Making Informed Choices About Gardening Practices and Products to Support a Healthy, Natural Environment
The new year often brings about a desire for change and personal reckoning. We make promises, resolutions and plans to better ourselves and the world around us. Over the past couple of years, many people have committed to building environmentally conscious, self-sufficient lives. As a result, gardening, particularly vegetable gardening, has re-emerged as a popular interest and hobby.This return to the earth is a good thing. But it is important to remember that even in our backyard vegetable plots and tiny rooftop potagers, the way we garden, and the products and practices we choose for our gardens, all have lasting consequences for our environment. Every action we take in the natural world must be considered carefully. Words like “organic”, “green”. “sustainable” and “eco” are being tossed about freely these days. Buzz words can sometimes be confusing and misleading.
Perhaps the single most important thing we can do as gardeners is to educate ourselves. There are many websites, magazines and books written to help inform gardeners about environmentally sound horticultural practices. If you are new to gardening, or even if you have been tending a plot for decades, publications such as Organic Gardening Magazine, and books, particularly Linda Chalker-Scott’s The Informed Gardener, and Jeff Gillman’s The Truth About Organic Gardening, are essential for up-to-date, accurate scientific information.
If I can send one message out to new gardeners it is this: just because a product or practice is organic, it doesn’t mean that it should be applied or adopted indiscriminately. For example: organic pesticides, even OMRI-approved substances such pyrethrin, rotenone and neem, can be harmful or deadly to beneficial insects, including honeybees. All pesticides, even OMRI, (Organic Materials Review Institute), listed products, should be used sparingly, and only as a last resort in gardens. The best way to avoid diseases and harmful insect infestations is to provide garden plants with the growing conditions they require, and to avoid mono-culture, (growing large numbers of only a few kinds of plants), and environmental stress.

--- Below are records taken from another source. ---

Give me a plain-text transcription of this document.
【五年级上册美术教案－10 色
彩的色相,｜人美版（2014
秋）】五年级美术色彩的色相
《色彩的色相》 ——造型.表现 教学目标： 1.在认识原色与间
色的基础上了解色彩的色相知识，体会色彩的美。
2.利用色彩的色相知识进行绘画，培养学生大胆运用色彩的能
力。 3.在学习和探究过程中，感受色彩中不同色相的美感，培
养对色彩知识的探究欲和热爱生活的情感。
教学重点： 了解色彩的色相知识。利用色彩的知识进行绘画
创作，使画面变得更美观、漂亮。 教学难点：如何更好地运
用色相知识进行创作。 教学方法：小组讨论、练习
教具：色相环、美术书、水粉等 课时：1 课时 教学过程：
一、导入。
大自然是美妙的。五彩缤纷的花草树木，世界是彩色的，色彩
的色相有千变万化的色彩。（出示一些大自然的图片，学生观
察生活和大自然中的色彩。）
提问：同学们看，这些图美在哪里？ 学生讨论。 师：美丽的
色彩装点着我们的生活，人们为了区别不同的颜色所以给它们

For new gardeners, I highly recommend learning the basics of vegetable gardening from respected teachers and authors. Edward C. Smith’s The Vegetable Gardener’s Bible, is an excellent place to start. In addition, Rodale’s gardening books, particularly Fern Marshall Bradley’s comprehensive Vegetable Garden Problem Solver, can serve as helpful reference to all gardeners. Also, free, reliable online resources, such as Texas A&M’s university-based beneficial insect identification, and Cornell’s Vegetable MD Online, offer excellent photographs and descriptions to help gardeners recognize natural allies and pick up on small problems before they become unmanageable.
January is a good time to turn a new leaf. If you are planning a vegetable garden for spring, I hope the first leaf you turn dangles from the tree of knowledge. Together we cultivate a safer, healthier environment for all.